Researchers have developed a deep-learning system that can do the very human task of interpreting what's happening in a photo and guessing what's likely to happen next.
Better yet, the system, developed by machine-learning researchers at MIT, can express its idea of a plausible future by adding animations to still images, such as waves that would ultimately crash, people who might move in a field, or a train that might roll forward on its tracks.
The work could provide a new direction for exploring computer vision by giving machines the ability to understand how objects move in the real world.
The researchers achieved their objective by training two deep networks on thousands of hours of unlabelled video. As the researchers note, annotating video is expensive, but there's no shortage of unlabeled video to begin training machines to read other signals about the world.

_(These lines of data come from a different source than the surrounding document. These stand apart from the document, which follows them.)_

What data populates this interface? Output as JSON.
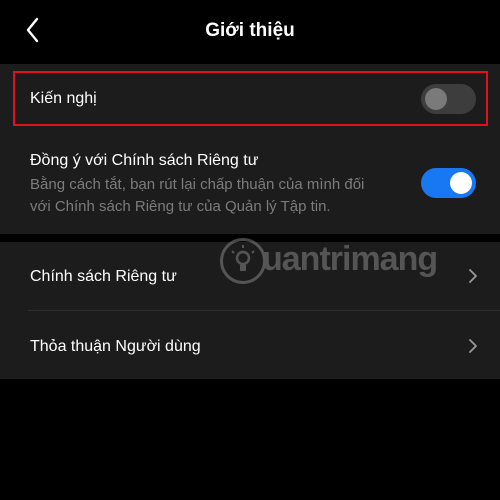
{
  "header": {
    "title": "Giới thiệu",
    "back_icon": "chevron-left-icon"
  },
  "settings": {
    "recommend": {
      "label": "Kiến nghị",
      "enabled": false
    },
    "privacy_consent": {
      "label": "Đồng ý với Chính sách Riêng tư",
      "description_line1": "Bằng cách tắt, bạn rút lại chấp thuận của mình đối",
      "description_line2": "với Chính sách Riêng tư của Quản lý Tập tin.",
      "enabled": true
    }
  },
  "links": [
    {
      "label": "Chính sách Riêng tư",
      "icon": "chevron-right-icon"
    },
    {
      "label": "Thỏa thuận Người dùng",
      "icon": "chevron-right-icon"
    }
  ],
  "watermark": {
    "text": "uantrimang"
  },
  "colors": {
    "background": "#000000",
    "card": "#1c1c1c",
    "accent": "#1877f2",
    "highlight_border": "#e0101c",
    "secondary_text": "#7c7c7c"
  }
}
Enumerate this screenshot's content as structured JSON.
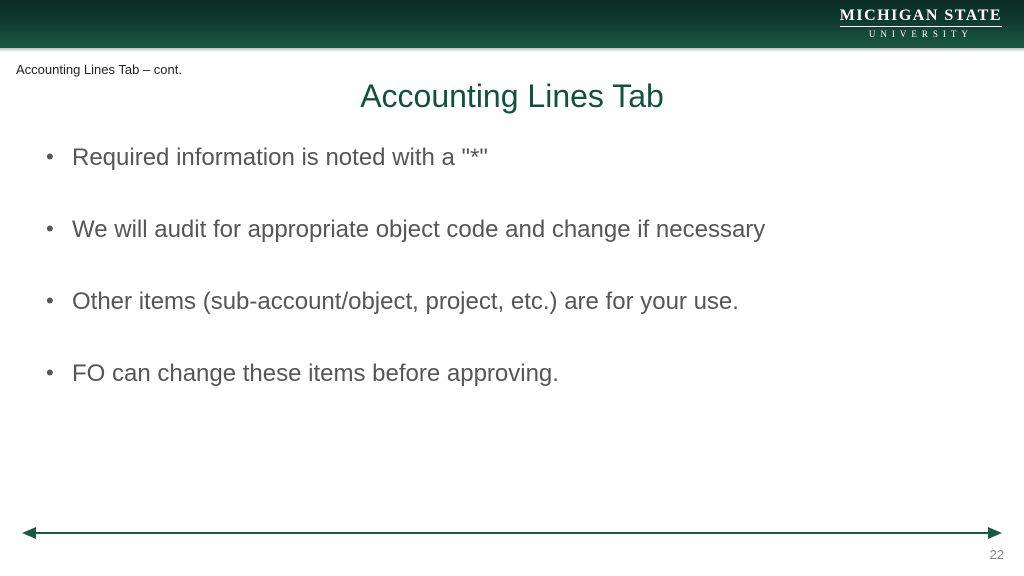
{
  "header": {
    "logo_main": "MICHIGAN STATE",
    "logo_sub": "UNIVERSITY"
  },
  "breadcrumb": "Accounting Lines Tab – cont.",
  "title": "Accounting Lines Tab",
  "bullets": [
    "Required information is noted with a \"*\"",
    "We will audit for appropriate object code and change if necessary",
    "Other items (sub-account/object, project, etc.) are for your use.",
    "FO can change these items before approving."
  ],
  "page_number": "22"
}
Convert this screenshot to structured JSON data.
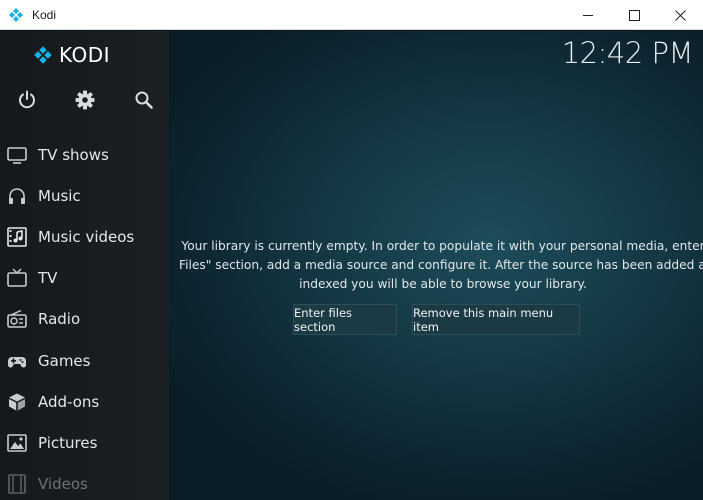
{
  "window": {
    "title": "Kodi",
    "icon": "kodi-logo-icon",
    "controls": [
      "minimize-icon",
      "maximize-icon",
      "close-icon"
    ]
  },
  "sidebar": {
    "logo_text": "KODI",
    "top_icons": [
      "power-icon",
      "gear-icon",
      "search-icon"
    ],
    "items": [
      {
        "label": "TV shows",
        "icon": "tv-icon"
      },
      {
        "label": "Music",
        "icon": "headphones-icon"
      },
      {
        "label": "Music videos",
        "icon": "music-video-icon"
      },
      {
        "label": "TV",
        "icon": "live-tv-icon"
      },
      {
        "label": "Radio",
        "icon": "radio-icon"
      },
      {
        "label": "Games",
        "icon": "gamepad-icon"
      },
      {
        "label": "Add-ons",
        "icon": "box-icon"
      },
      {
        "label": "Pictures",
        "icon": "picture-icon"
      },
      {
        "label": "Videos",
        "icon": "film-icon"
      }
    ]
  },
  "main": {
    "clock": "12:42 PM",
    "message_lines": [
      "Your library is currently empty. In order to populate it with your personal media, enter",
      "Files\" section, add a media source and configure it. After the source has been added an",
      "indexed you will be able to browse your library."
    ],
    "buttons": {
      "enter_files": "Enter files section",
      "remove_item": "Remove this main menu item"
    }
  },
  "colors": {
    "accent": "#17b2e7",
    "sidebar_bg": "#181c1f",
    "main_bg": "#143844"
  }
}
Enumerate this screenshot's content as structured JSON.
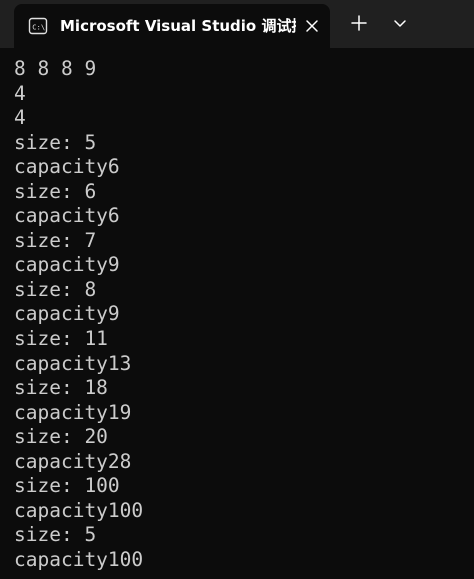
{
  "titlebar": {
    "tab_title": "Microsoft Visual Studio 调试控",
    "tab_icon": "console-app-icon",
    "close_icon": "close-icon",
    "new_tab_icon": "plus-icon",
    "dropdown_icon": "chevron-down-icon"
  },
  "colors": {
    "titlebar_bg": "#202020",
    "console_bg": "#0c0c0c",
    "console_text": "#cccccc",
    "title_text": "#ffffff"
  },
  "console": {
    "lines": [
      "8 8 8 9",
      "4",
      "4",
      "size: 5",
      "capacity6",
      "size: 6",
      "capacity6",
      "size: 7",
      "capacity9",
      "size: 8",
      "capacity9",
      "size: 11",
      "capacity13",
      "size: 18",
      "capacity19",
      "size: 20",
      "capacity28",
      "size: 100",
      "capacity100",
      "size: 5",
      "capacity100"
    ]
  }
}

Carl Vondrick, a PhD student at MIT, who specializes in machine learning and computer vision, told New Scientist that the ability to predict movements in a scene could ensure tomorrow's domestic helper robots don't become a hindrance. You wouldn't, for example, appreciate a robot pulling a chair out from under you as you're about to sit down, he said.
The model was trained on two million videos from Flickr amounting to 5,000 hours of content covering four main scene types, including golf courses, beaches, train stations, and hospital rooms, consisting mostly of images of babies.
As New Scientist notes, the videos the model produces are grainy and short, lasting about one second, but they do capture the right general movement of a given scene, such as a train moving forward or a baby scrunching up its face.
However, the model still has much to learn about how the world works, such as that a train doesn't infinitely depart from a scene. Still, it did show that machines can be taught to dream up brief plausible futures.
The model is also able to "hallucinate" fictional but reasonable motions for each of the scene categories they explored.
The model was based on a machine-learning technique called adversarial learning, where two deep networks compete against each other. One network generates synthetic video while the other tries to discriminate between generated video and real videos.
Vondrick has previously also trained deep-learning models on hundreds of hours of unlabeled YouTube videos and TV programs such as 'The Office' to predict human interactions and gestures, such as a handshake, hug or kiss.